Question

A whistle emitting a sound of frequency 440Hz is tied to a string of length 1.5m and rotated with an angular velocity of 20 rad/s in the horizontal plane. Then, the range of frequencies heard by an observer stationed at a large distance from the whistle will be:
($${V_s} = 330m{s^{ - 1}}$$)
E.400.0 Hz to 484.0 Hz
F.403.3 Hz to 480.0 Hz
G.400.0 Hz to 480.0 Hz
H.403 Hz to 484.0 Hz

Answer 1

Hint- Use doppler effect to solve the sum which refers to change in wave frequency.


Complete step by step solution:
Given:
Frequency of the whistle; n=440Hz
Length of the string; L=1.5m
Angular velocity of the string; w=20rad/s
Consider the whistle as the source of linear velocity,
Thus, linear velocity of the source (whistle) is,
${v_{source}} = v = Lw = 1.5 \times 20 = 30m/s$
Let the frequencies heard by the observer from the source S’ and S be n’ and n’’.
Now we need to use Doppler effect in physics to solve the sum
So, before that let’s try and understand what doppler effect is
Doppler effect basically refers to the change in wave frequency during the relative motion between two things, firstly a wave source and secondary the observer. We can take an example to understand this better.
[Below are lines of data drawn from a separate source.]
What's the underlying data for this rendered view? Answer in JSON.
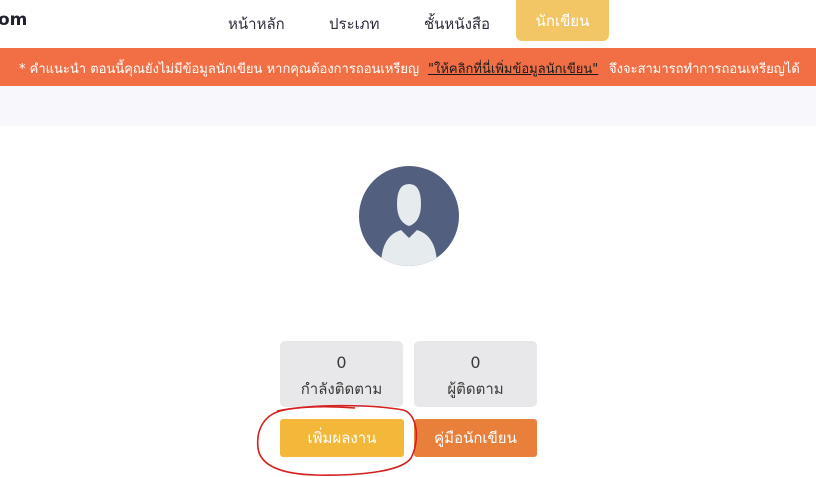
{
  "header": {
    "logo_fragment": "om",
    "nav": [
      {
        "label": "หน้าหลัก"
      },
      {
        "label": "ประเภท"
      },
      {
        "label": "ชั้นหนังสือ"
      },
      {
        "label": "นักเขียน"
      }
    ]
  },
  "notice": {
    "prefix": "* คำแนะนำ ตอนนี้คุณยังไม่มีข้อมูลนักเขียน หากคุณต้องการถอนเหรียญ",
    "link": "\"ให้คลิกที่นี่เพิ่มข้อมูลนักเขียน\"",
    "suffix": "จึงจะสามารถทำการถอนเหรียญได้"
  },
  "profile": {
    "avatar_icon": "user-avatar-icon",
    "stats": [
      {
        "value": "0",
        "label": "กำลังติดตาม"
      },
      {
        "value": "0",
        "label": "ผู้ติดตาม"
      }
    ],
    "buttons": {
      "add_work": "เพิ่มผลงาน",
      "writer_guide": "คู่มือนักเขียน"
    }
  },
  "colors": {
    "accent_yellow": "#f3c665",
    "notice_orange": "#f26f45",
    "add_button": "#f3b83a",
    "guide_button": "#e87f3a",
    "annotation_red": "#d61f1f"
  }
}
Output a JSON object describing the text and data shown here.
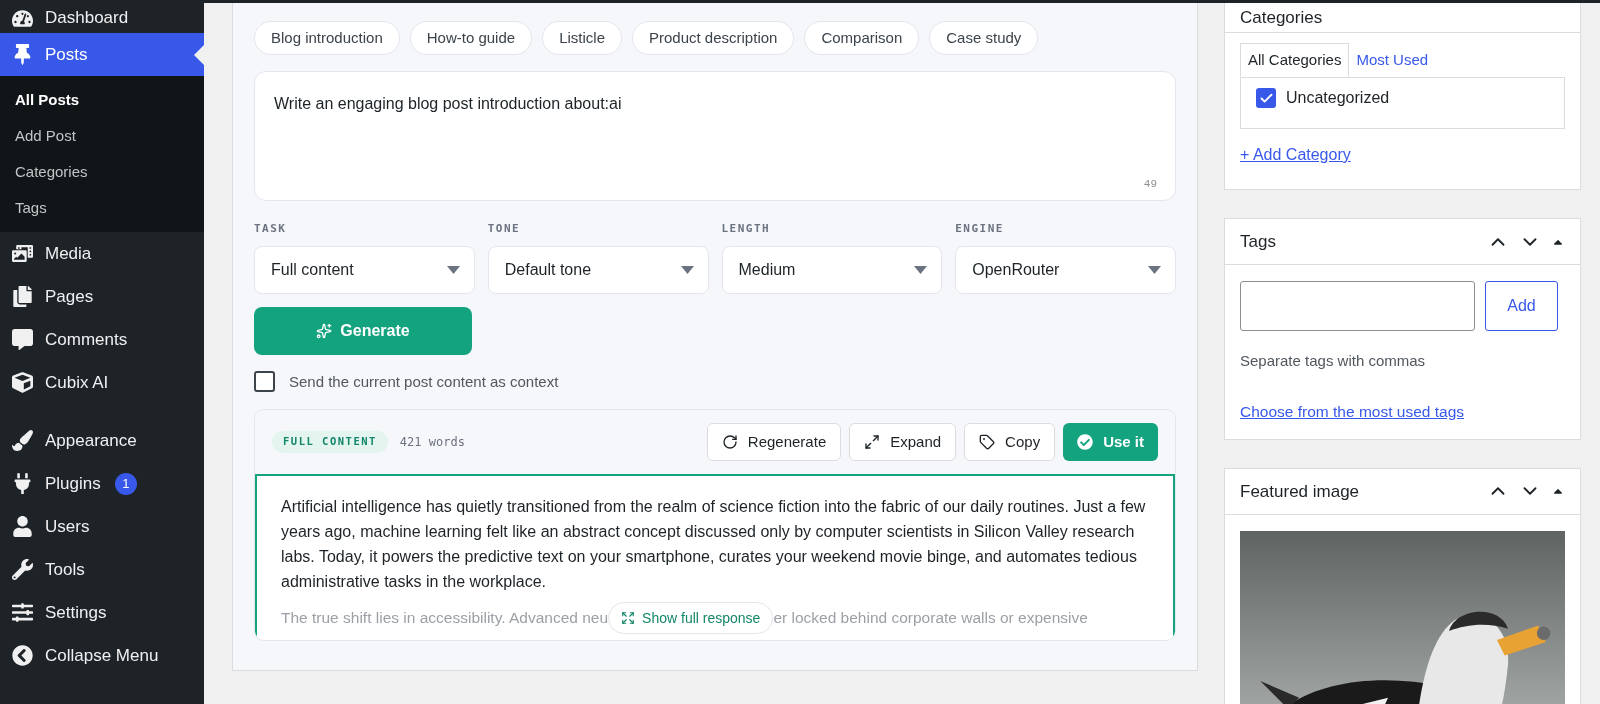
{
  "sidebar": {
    "items": [
      {
        "label": "Dashboard",
        "selected": false
      },
      {
        "label": "Posts",
        "selected": true,
        "children": [
          {
            "label": "All Posts",
            "selected": true
          },
          {
            "label": "Add Post",
            "selected": false
          },
          {
            "label": "Categories",
            "selected": false
          },
          {
            "label": "Tags",
            "selected": false
          }
        ]
      },
      {
        "label": "Media",
        "selected": false
      },
      {
        "label": "Pages",
        "selected": false
      },
      {
        "label": "Comments",
        "selected": false
      },
      {
        "label": "Cubix AI",
        "selected": false
      },
      {
        "label": "Appearance",
        "selected": false
      },
      {
        "label": "Plugins",
        "selected": false,
        "badge": "1"
      },
      {
        "label": "Users",
        "selected": false
      },
      {
        "label": "Tools",
        "selected": false
      },
      {
        "label": "Settings",
        "selected": false
      },
      {
        "label": "Collapse Menu",
        "selected": false
      }
    ]
  },
  "templates": [
    "Blog introduction",
    "How-to guide",
    "Listicle",
    "Product description",
    "Comparison",
    "Case study"
  ],
  "prompt": {
    "value": "Write an engaging blog post introduction about:ai",
    "counter": "49"
  },
  "selects": [
    {
      "label": "TASK",
      "value": "Full content"
    },
    {
      "label": "TONE",
      "value": "Default tone"
    },
    {
      "label": "LENGTH",
      "value": "Medium"
    },
    {
      "label": "ENGINE",
      "value": "OpenRouter"
    }
  ],
  "generate_button": "Generate",
  "context_option": {
    "label": "Send the current post content as context",
    "checked": false
  },
  "result": {
    "badge": "FULL CONTENT",
    "word_count": "421 words",
    "actions": [
      {
        "label": "Regenerate",
        "primary": false
      },
      {
        "label": "Expand",
        "primary": false
      },
      {
        "label": "Copy",
        "primary": false
      },
      {
        "label": "Use it",
        "primary": true
      }
    ],
    "paragraph": "Artificial intelligence has quietly transitioned from the realm of science fiction into the fabric of our daily routines. Just a few years ago, machine learning felt like an abstract concept discussed only by computer scientists in Silicon Valley research labs. Today, it powers the predictive text on your smartphone, curates your weekend movie binge, and automates tedious administrative tasks in the workplace.",
    "faded_start": "The true shift lies in accessibility. Advanced neu",
    "faded_end": "er locked behind corporate walls or expensive",
    "show_button": "Show full response"
  },
  "categories": {
    "title": "Categories",
    "tabs": [
      {
        "label": "All Categories",
        "selected": true
      },
      {
        "label": "Most Used",
        "selected": false
      }
    ],
    "items": [
      {
        "label": "Uncategorized",
        "checked": true
      }
    ],
    "add_link": "+ Add Category"
  },
  "tags": {
    "title": "Tags",
    "add_button": "Add",
    "hint": "Separate tags with commas",
    "link": "Choose from the most used tags"
  },
  "featured_image": {
    "title": "Featured image"
  }
}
When a sound object moves towards a person, the frequency of sound waves increases thus leading to a higher pitch.
Thus, now we solve the sum.
Doppler effect when source S’ approaches the stationary observer:
$n' = n\left[ {\dfrac{{{v_{sound}}}}{{{v_{sound}} - {v_{souce}}}}} \right] = 440\left[ {\dfrac{{330}}{{330 - 30}}} \right] = 484\,Hz$
Now we must find the doppler effect when the source approaches a stationary observer.


Doppler effect when source S’ approaches the observer is:
$n'' = n\left[ {\dfrac{{{v_{sound}}}}{{{v_{sound}} + {v_{souce}}}}} \right] = 440\left[ {\dfrac{{330}}{{330 + 30}}} \right] = 403\,Hz$
Thus, now we can find the frequency range.
Therefore,
The frequency range heard by the observer at a large distance is;

Option (d) i.e., 403 Hz to 484 Hz

Note: Students often do not understand the meaning of the question and they are not able to solve the sum. Students need to understand the meaning of the Doppler effect in physics to be able to solve the sum without any complications.